De nos jours, la maison et le parc appartiennent à la Ville de Cachan ; ils ont été rétrocédés en 2015 par le département du Val-de-Marne, qui en avait acquis la propriété et la gestion après le démembrement du département de la Seine à la fin des années 1960. Depuis la fermeture de l’hospice, le parc a été ouvert au public et constitue le plus grand jardin public de la commune, un poumon vert appréciable et fréquenté au cœur de la ville. Quant à la maison, elle est presque toujours inoccupée depuis 1980. Les deux niveaux supérieurs sont totalement inaccessibles au public, étant donné leur mauvais état intérieur, la difficulté d’accès et le manque de sorties de secours. Le rez-de-chaussée est lui, occupé occasionnellement par un club du 3e âge. Il a bénéficié de travaux de rénovation, sans toucher à la structure architecturale, qui ont permis sa certification aux normes ERP (établissement recevant du public), à l’exception de la bâtisse en abside Sud construite sous le Consulat, qui est en très mauvais état intérieur. Pour éviter qu’il ne se dégrade, l’ensemble a été viabilisé (fluides, mises hors d’eau, chauffage, électricité) en plusieurs vagues, dont la dernière date de la fin des années 2010. La cuisine fonctionne, mais n’est pas habilitée à servir des plats au public, faute d’homologation. L’aile Sud est occupée par le gardien et sa famille et par les services des parcs et jardins (bureaux et remises), tandis que l’aile Nord accueille le fonds de documentation et d’archives Henry Poulaille.

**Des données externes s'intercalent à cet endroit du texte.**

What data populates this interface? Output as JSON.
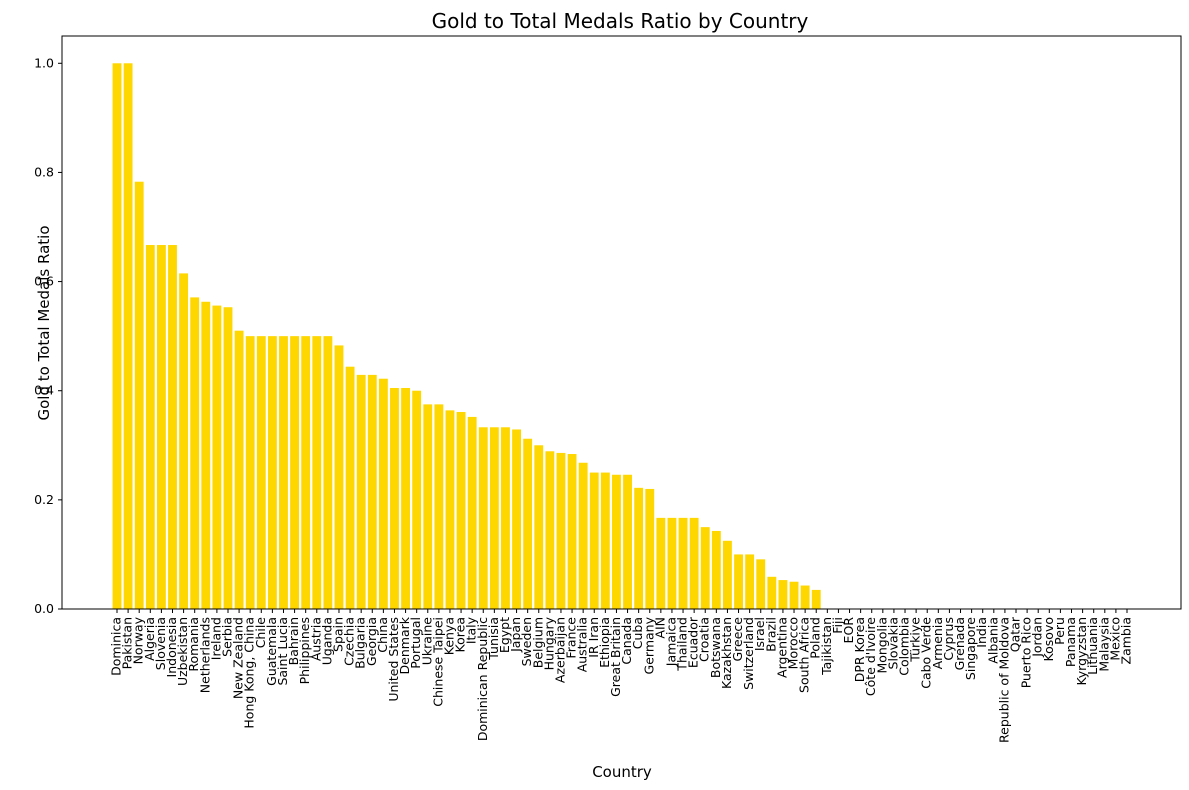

[1] Léon-Louis Veyssière, Un village et un hameau du Hurepoix, deux commune du département de la Seine, Arcueil et Cachan : essai de monographie, Les Amis du vieil Arcueil, 1947.
[2] Marcel Breillot, « Une innovation à Cachan au début du XVIIIe siècle », Les chroniques du Val-de-Bièvre, n° 98, 2018, p. 3-6.
[3] Archives nationales, NIII 587, prairie de Cachan, et NIV Seine 25, planche 4, plan terrier, 1763.
[4] Collection particulière, Annonce de mise en vente, 1800.
[5] Archives départementales du Val-de-Marne, 69J 1482 n° 8.